Introduction: Dendritic cells (DCs) that are known as professional antigen-presenting cells have been found to pre-locate in non-inflammatory arterial wall and increasingly accumulate during atherosclerosis progression. Previous findings suggested that residential DCs in the intima are responsible for capturing modified lipids and forming foam cells during the initiation of atherosclerosis. Hypothesis: DC accumulation and enhanced DC-T cell interaction play a critical role in the initiation of atherosclerosis. Methods: We measured plaque formation, vascular DC accumulation and antigen-specific T cell proliferation mediated by isolated aortic cells in ApoE-/- mice, as well as DTR-CD11c/ApoE-/- or DTR-CD11b/ApoE-/- mice for conditional depletion of DCs or macrophages, respectively.
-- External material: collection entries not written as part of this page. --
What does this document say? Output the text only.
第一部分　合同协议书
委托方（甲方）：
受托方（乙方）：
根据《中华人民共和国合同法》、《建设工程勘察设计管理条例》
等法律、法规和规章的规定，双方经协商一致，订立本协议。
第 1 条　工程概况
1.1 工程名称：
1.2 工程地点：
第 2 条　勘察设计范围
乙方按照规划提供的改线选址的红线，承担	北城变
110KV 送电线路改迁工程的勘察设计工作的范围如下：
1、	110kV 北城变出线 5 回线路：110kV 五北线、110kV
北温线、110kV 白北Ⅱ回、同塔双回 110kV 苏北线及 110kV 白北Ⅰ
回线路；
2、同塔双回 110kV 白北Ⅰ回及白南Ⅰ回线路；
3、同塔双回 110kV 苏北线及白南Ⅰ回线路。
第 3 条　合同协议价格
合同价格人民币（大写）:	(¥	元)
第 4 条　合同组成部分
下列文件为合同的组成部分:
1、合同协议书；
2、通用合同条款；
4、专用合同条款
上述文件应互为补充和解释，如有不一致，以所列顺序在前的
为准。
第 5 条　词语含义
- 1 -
A brief high-fat diet for 10 days was used as a model of initial atherosclerosis. Results: In addition to increased intimal DC accumulation and plaque formation in aortic roots, 10 days of HFD induced T cell infiltration in ApoE-/- mice, compared to those without HFD as the control. Isolated aortic cells from mice with 10-day HFD showed stronger capability in inducing antigen-specific T cell proliferation, compare to the control (HFD: 3.14±0.71%; no HFD: 1.56±0.36%; p=0.022). Single diphtheria toxin (DT) injection at day 1 yielded approximately 50% decrease in intimal DC accumulation, as well as 60% attenuation in plaque formation in DTR-CD11c/ApoE-/- mice after 10-day HFD. Capability of stimulating antigen-specific T cell proliferation was also impaired in aortic cells from DC-depleted mice (DT-treated: 1.62±0.30%; PBS-treated: 3.04±0.59%; p= 0.004), along with reduction in indirect conduction of T cell activation. In contrast, no significant changes were found in plaque formation and DC accumulation in DT-injected DTR-CD11b/ApoE-/- mice after 10 days of HFD, compared to control group. Furthermore, depletion of CD11b+ macrophages in either aortas or spleens didn’t alter capability of inducing antigen-specific T cell proliferation in DT-injected mice. Conclusions: These results suggested that vascular DCs rather than macrophages play a more important role in T cell activation and initiation of atherosclerosis.